There is another time when COLA banking is useful. There is a period between your retirement date and when your COLA begins. Using the example from above, let's say you retired in August of year one. You're not eligible to receive the COLA in July of year two, so the entire 6.48% was banked. In July of year three, when the CPI was negative .27%, you would receive a full 3% COLA, and still have a CPI increase in the bank for future years.
The Consumer Price Index (CPI) is an index of inflation based on the change in prices of goods and services purchased by urban households.
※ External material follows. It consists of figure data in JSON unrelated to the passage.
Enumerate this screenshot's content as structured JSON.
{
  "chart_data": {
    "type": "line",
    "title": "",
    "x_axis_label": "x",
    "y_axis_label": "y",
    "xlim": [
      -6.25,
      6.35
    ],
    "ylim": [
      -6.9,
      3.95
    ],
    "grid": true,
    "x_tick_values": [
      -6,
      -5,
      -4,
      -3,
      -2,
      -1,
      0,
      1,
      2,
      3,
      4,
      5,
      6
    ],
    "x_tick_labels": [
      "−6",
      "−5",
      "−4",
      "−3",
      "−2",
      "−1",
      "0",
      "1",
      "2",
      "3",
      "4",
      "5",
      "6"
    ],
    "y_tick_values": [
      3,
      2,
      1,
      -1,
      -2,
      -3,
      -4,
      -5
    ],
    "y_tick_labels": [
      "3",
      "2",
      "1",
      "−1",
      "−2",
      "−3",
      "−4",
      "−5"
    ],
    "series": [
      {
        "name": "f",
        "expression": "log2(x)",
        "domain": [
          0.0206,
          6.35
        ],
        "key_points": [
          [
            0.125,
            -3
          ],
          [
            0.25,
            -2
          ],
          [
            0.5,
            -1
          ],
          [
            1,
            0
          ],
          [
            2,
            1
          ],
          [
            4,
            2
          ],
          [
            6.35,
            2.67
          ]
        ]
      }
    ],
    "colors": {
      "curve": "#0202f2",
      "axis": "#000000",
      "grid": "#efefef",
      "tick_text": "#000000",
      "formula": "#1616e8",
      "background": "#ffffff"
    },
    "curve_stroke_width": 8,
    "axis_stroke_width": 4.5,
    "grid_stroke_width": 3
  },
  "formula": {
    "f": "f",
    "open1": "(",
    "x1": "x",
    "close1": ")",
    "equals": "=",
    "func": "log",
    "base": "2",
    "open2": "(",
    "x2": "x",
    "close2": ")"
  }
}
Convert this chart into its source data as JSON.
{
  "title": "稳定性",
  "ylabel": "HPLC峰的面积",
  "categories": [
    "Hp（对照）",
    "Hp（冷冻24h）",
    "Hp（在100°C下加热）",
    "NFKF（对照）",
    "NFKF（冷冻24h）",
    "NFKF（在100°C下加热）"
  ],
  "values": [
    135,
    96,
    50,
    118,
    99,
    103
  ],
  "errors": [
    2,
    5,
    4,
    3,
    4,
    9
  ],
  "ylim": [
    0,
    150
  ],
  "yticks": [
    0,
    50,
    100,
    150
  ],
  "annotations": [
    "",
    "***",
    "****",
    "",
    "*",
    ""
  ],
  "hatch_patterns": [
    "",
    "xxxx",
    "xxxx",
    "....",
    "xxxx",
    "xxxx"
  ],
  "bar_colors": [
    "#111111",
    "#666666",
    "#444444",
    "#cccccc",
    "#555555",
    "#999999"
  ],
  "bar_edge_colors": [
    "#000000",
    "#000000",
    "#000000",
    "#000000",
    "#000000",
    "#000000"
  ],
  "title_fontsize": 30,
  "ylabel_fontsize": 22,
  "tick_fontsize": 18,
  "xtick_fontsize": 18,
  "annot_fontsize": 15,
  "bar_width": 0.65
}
Some of our Cost of Living Adjustments (COLAs) are based on CPIs.
CPIs are maintained by the United States Bureau of Labor Statistics. If you're curious about what types of goods and services are included, or how the calculation is performed, learn more at the Bureau of Labor Statistics Consumer Price Index Frequently Asked Questions.
Separate CPIs are produced for regional urban areas and the nation as a whole. Indexes are further specified "all urban consumers" (CPI-U), and "urban wage-earners and clerical workers" (CPI-W).
The Base COLA, Age 65 COLA and Optional COLA are legislatively mandated to use the regional Seattle-Tacoma-Bremerton (CPI-W) with only one exception: the Judicial Retirement System is legislatively mandated to use the U.S. Cities (CPI-W).
If you have any questions about COLAs, please contact us for more information.
1Before July 1, 2001, WSPRS Plan 1 had an annual 2% post-retirement increase.
2This COLA increase percentage is for a member who retired between Jan. 1, 2010, and July 1, 2010 (or for a LEOFF 1 member who retired between Jan. 1, 2010, and April 1, 2010). This percentage could vary depending on when you retire.